May 15, 2012
With world attention growing on Chicago protests against this weekend’s NATO summit, the centennials of two cultural icons of American progressive protest are being celebrated here this week.
A series of events is commemorating what would have been Studs Terkel’s 100th birthday, including two events Wednesday, and a concert on Saturday marks Woody Guthrie’s centennial.
Studs and Woody had a lot in common. Both were products of the Great Depression, Studs first finding his voice writing and acting for the WPA; Woody, having hitchhiked and ridden the rails to California, hosting and performing on a radio show for fellow Okie refugees from the Dust Bowl.
Both were prolific, Studs hosting a daily radio show on WFMT for 45 years and writing 18 books, many of them bestsellers, the final one at age 96; Woody writing thousands of songs. Each created a body of work reflecting their close identification with ordinary people. And both lent their talents to countless progressive causes, speaking and performing at innumerable protest rallies.

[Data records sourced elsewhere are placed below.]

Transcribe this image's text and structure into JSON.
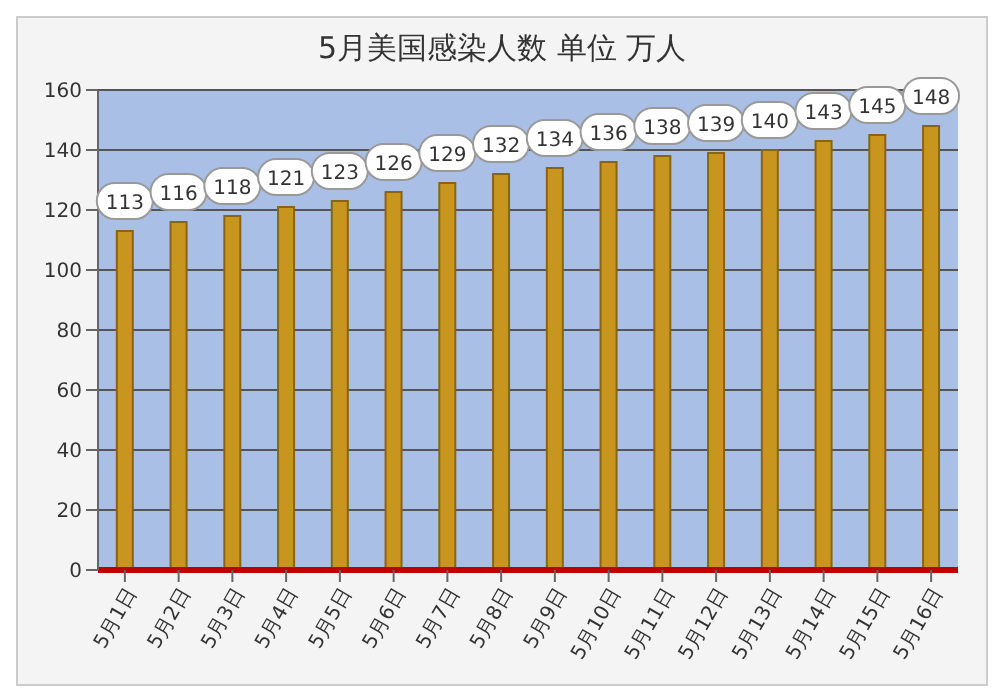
{
  "chart_data": {
    "type": "bar",
    "title": "5月美国感染人数 单位 万人",
    "categories": [
      "5月1日",
      "5月2日",
      "5月3日",
      "5月4日",
      "5月5日",
      "5月6日",
      "5月7日",
      "5月8日",
      "5月9日",
      "5月10日",
      "5月11日",
      "5月12日",
      "5月13日",
      "5月14日",
      "5月15日",
      "5月16日"
    ],
    "values": [
      113,
      116,
      118,
      121,
      123,
      126,
      129,
      132,
      134,
      136,
      138,
      139,
      140,
      143,
      145,
      148
    ],
    "color": "#c8961e",
    "ylim": [
      0,
      160
    ],
    "yticks": [
      0,
      20,
      40,
      60,
      80,
      100,
      120,
      140,
      160
    ],
    "grid": "y",
    "data_labels": true
  }
}
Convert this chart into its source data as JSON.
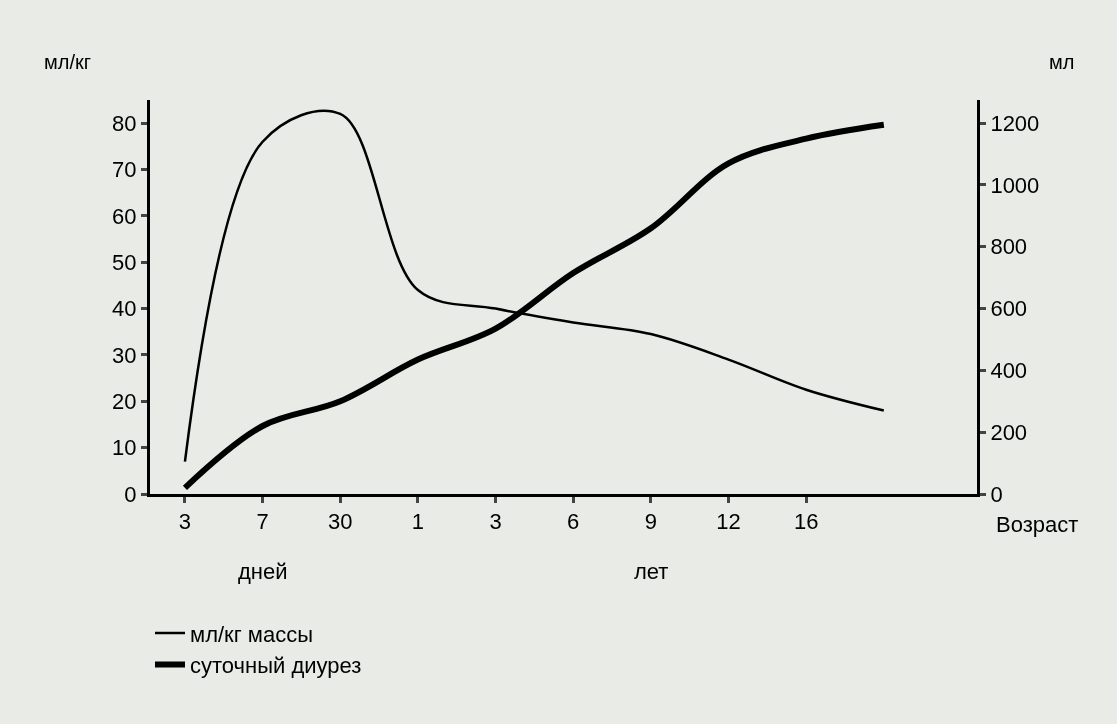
{
  "chart_data": {
    "type": "line",
    "ylabel": "мл/кг",
    "y2label": "мл",
    "xlabel": "Возраст",
    "categories": [
      "3",
      "7",
      "30",
      "1",
      "3",
      "6",
      "9",
      "12",
      "16",
      null
    ],
    "series": [
      {
        "name": "мл/кг массы",
        "color": "#000000",
        "values": [
          7,
          76,
          82,
          44,
          40,
          37,
          34.5,
          29,
          22.5,
          18
        ]
      },
      {
        "name": "суточный диурез",
        "color": "#000000",
        "axis": "y2",
        "values": [
          20,
          220,
          300,
          435,
          535,
          715,
          860,
          1070,
          1150,
          1195
        ]
      }
    ],
    "ylim": [
      0,
      85
    ],
    "yticks": [
      0,
      10,
      20,
      30,
      40,
      50,
      60,
      70,
      80
    ],
    "y2lim": [
      0,
      1275
    ],
    "y2ticks": [
      0,
      200,
      400,
      600,
      800,
      1000,
      1200
    ],
    "annotations": [
      "дней",
      "лет"
    ],
    "grid": false,
    "legend": "bottom left",
    "marker": "none",
    "line_style": "solid"
  }
}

As a disc jockey in the 1940s, Studs was “one of the first to promote artists like Mahalia Jackson, Pete Seeger, Woody Guthrie, Big Bill Broonzy,” according to his New York Times obituary.
And a Woody Guthrie song helped catalyze Studs’ career as an interviewer. According to the Times, Studs contacted WFMT and began working there after hearing the station broadcast Woody Guthrie in 1952 and wondering, “Who plays Guthrie records besides me?”
Fittingly, Terkel’s signature sign-off on his radio show came from “Talking Union Blues,” by Guthrie’s Almanac Singers: “Take it easy, but take it.”
The Studs Terkel Centennial Committee holds a 100th birthday party at 5:30 p.m. on Wednesday, May 16, at the Newberry Library (60 W. Walton), blocks from the Grand-Wells Hotel where Studs grew up, and across the street from Bughouse Square, where he was schooled by soap-box oraters. Writers, activists, journalists and historians will share Terkel stories. It’s free, and there’s cake.
Also Wednesday, at 6:30 p.m., the Chicago History Museum (1601 N. Clark) hosts WFMT critic-at-large Andrew Patner exploring Terkel’s life and legacy through radio and TV clips from his 75-year broadcasting career (from the Terkel tapes archived at CHM, now being digitized by the Library of Congress). It’s $15, $10 for members. (Patner’s interview with Terkel is available here.)
There’s more, too: Steppenwolf Theater features a free reading form Terkel’s “Will the Circle Be Unbroken,” Monday, May 21, 7 p.m. (1650 N. Halsted), and a Studs Terkel Film Festival will feature clips from “Studs’ Place,” his early-1950s live TV show set in a Chicago diner, at CHM on June 2 and the Cultural Center on June 17.
To honor the pioneer oral historian, the Jane Addams Hull House Museum has set up a hotline where you can call and record your own Studs Terkel story. WFMT (98.7 FM), which broadcasts “The Best of Studs Terkel” every Friday at 10 p.m., will feature highlights from his shows on Wednesday from 1 to 7 p.m.
Portoluz is presenting a centennial celebration of Woody Guthrie on Saturday, May 18 at 7 p.m. at Metro, 3730 N. Clark; tickets are $25-$55. It’s headlined by Tom Morello, of Rage Against the Machine fame, who has often performed to support progressive causes (his appearance
Thursday Friday at the National Nurses Union rally in Daley Plaza has already caused some stir).
He’ll be joined by Holly Near, a major figure in the women’s music movement that emerged in the 1970s, whose anthemic songs include “No More Genocide in my Name,” “Hoy Una Mujera Desaparecida,” and “Singing for our Lives,” written after Harvey Milk was assassinated; the Klezmatics, who recorded Guthrie’s little-known Hanukkah songs and songs about Jewish tradition, written while he lived in Coney Island in the 1940s; and Toshi Reagon, who continues and updates the civil rights Freedom Singers music of her mother, Bernice Johnson Reagon.
Also Jon Langford of the Waco Brothers and the Mekons, which performed to support the 1984 UK miners’ strike; Son del Viento, which performs jarocho music, often appearing in support of progressive causes; Bucky Halter, songwriter and historian who performs labor and working-class protest music, including programs of Guthrie’s music; and Kevin Coval, local hip-hop spoken word artist and founder of Louder Than A Bomb, Chicago’s youth poetry festival.